Bupa supposedly interested in operating about half of the hospitals in Healthscope’s portfolio

More details are filtering out into the market surrounding takeover attempts for Healthscope, with Bupa supposedly interested in operating about half of the hospitals in its portfolio.
It comes after DataRoom revealed last week that HMC Capital was forming a consortium to bid for the embattled hospital operator, of which one of its listed satellites, HealthCo REIT, is a major landlord.
The understanding is that health insurer Bupa would operate about 11 of the top-performing hospitals of 38 overall as part of a joint venture deal with HMC Capital and the current management team would likely remain.
Bupa operates 20 hospitals in Europe and the UK, and the move by a health insurer to operate hospitals in Australia would be a return to the past, when such groups provided private hospital services.
Three hospitals in Victoria have been identified as being likely earmarked for closure, including Ringwood Private, the Victorian Rehabilitation Centre and Fort Street House.
Other hospitals in the portfolio could be turned around with new operators, and sources say HMC Capital managing director David Di Pilla has approached St John of God, while St Vincent’s Health and Healthe Care, owned by Pacific Equity Partners, could be part of discussions.

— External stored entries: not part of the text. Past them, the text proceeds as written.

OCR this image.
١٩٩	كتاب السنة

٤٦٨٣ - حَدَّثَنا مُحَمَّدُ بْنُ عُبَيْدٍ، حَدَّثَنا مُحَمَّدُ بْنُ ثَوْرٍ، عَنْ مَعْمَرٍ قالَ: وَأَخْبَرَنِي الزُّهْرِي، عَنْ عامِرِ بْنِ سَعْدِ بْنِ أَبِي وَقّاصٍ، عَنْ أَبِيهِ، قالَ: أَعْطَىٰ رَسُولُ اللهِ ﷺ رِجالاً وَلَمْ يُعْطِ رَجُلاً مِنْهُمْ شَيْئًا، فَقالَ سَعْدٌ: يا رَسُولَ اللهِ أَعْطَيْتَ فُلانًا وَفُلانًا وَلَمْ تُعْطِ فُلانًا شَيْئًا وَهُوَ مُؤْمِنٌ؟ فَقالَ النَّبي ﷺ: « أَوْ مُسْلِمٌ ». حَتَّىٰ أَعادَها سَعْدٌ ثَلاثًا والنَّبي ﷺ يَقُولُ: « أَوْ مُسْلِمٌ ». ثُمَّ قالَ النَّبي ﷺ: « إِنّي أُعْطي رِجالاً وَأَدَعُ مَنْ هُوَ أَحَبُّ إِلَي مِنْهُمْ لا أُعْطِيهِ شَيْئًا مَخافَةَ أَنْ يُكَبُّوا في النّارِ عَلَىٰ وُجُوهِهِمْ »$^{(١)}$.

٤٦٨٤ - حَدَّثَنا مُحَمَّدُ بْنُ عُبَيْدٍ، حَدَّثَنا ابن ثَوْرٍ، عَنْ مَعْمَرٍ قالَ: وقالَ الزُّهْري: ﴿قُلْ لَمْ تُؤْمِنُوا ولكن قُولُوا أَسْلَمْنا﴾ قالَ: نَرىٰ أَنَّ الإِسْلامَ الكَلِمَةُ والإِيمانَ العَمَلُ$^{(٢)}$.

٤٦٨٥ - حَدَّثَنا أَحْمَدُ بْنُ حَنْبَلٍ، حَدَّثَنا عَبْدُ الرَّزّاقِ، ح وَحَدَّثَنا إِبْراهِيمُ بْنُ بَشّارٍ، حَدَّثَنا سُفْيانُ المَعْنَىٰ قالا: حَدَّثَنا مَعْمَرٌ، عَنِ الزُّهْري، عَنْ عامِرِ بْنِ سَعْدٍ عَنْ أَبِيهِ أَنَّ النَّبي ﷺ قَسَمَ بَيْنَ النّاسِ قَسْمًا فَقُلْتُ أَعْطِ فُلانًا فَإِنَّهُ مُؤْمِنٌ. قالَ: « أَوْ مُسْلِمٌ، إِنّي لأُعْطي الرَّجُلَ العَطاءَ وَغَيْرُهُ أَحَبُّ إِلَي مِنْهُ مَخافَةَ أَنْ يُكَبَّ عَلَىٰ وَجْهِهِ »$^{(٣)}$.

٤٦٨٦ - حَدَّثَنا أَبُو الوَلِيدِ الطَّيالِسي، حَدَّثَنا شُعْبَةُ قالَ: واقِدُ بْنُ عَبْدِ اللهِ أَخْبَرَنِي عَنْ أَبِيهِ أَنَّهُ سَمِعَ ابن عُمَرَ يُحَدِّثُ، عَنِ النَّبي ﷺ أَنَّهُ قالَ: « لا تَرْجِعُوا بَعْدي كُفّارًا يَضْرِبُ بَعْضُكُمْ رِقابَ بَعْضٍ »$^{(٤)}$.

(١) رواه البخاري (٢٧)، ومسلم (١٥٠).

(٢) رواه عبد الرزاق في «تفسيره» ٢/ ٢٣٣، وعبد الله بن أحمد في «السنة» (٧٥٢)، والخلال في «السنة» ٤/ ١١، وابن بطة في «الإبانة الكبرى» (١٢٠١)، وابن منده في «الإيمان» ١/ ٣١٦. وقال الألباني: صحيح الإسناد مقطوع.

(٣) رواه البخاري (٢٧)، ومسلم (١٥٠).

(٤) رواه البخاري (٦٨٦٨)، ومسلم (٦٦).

Aurora Healthcare could buy the mental health rehabilitation clinics.
Mr Di Pilla’s overall game plan is thought to be putting Healthscope’s properties and operations back together as one company after owner Brookfield sold off the real estate when it made its $4.4bn purchase of the country’s second-largest private hospital operator in 2019.
Meanwhile, Bain Capital separately has interest in Healthscope, but is also thought to be just interested in owning the top 10 or 11 hospitals.
A third separate party is also thought to be around the hoop.
Any acquisition of Healthscope would be a highly complex deal that would take at least six months to execute and require state government approvals.
Mr Di Pilla’s plan could involve buying debt from Healthscope’s lenders, which sources have suggested would now be worth less than 50c in the dollar, as it is expected to breach its banking terms on its $1.6bn of loans in the coming weeks.
With HMC Capital as owner, its debt repayment costs would be reduced, placing Healthscope in a better position to pay its rent. An option is cutting rents on the portfolio in exchange for equity, so its landlords, including HMC Capital-run HealthCo REIT and perhaps North West Properties, also become Healthscope’s owner.
Brookfield is understood to take the view that there is no equity left in the business and has put restructuring experts in charge.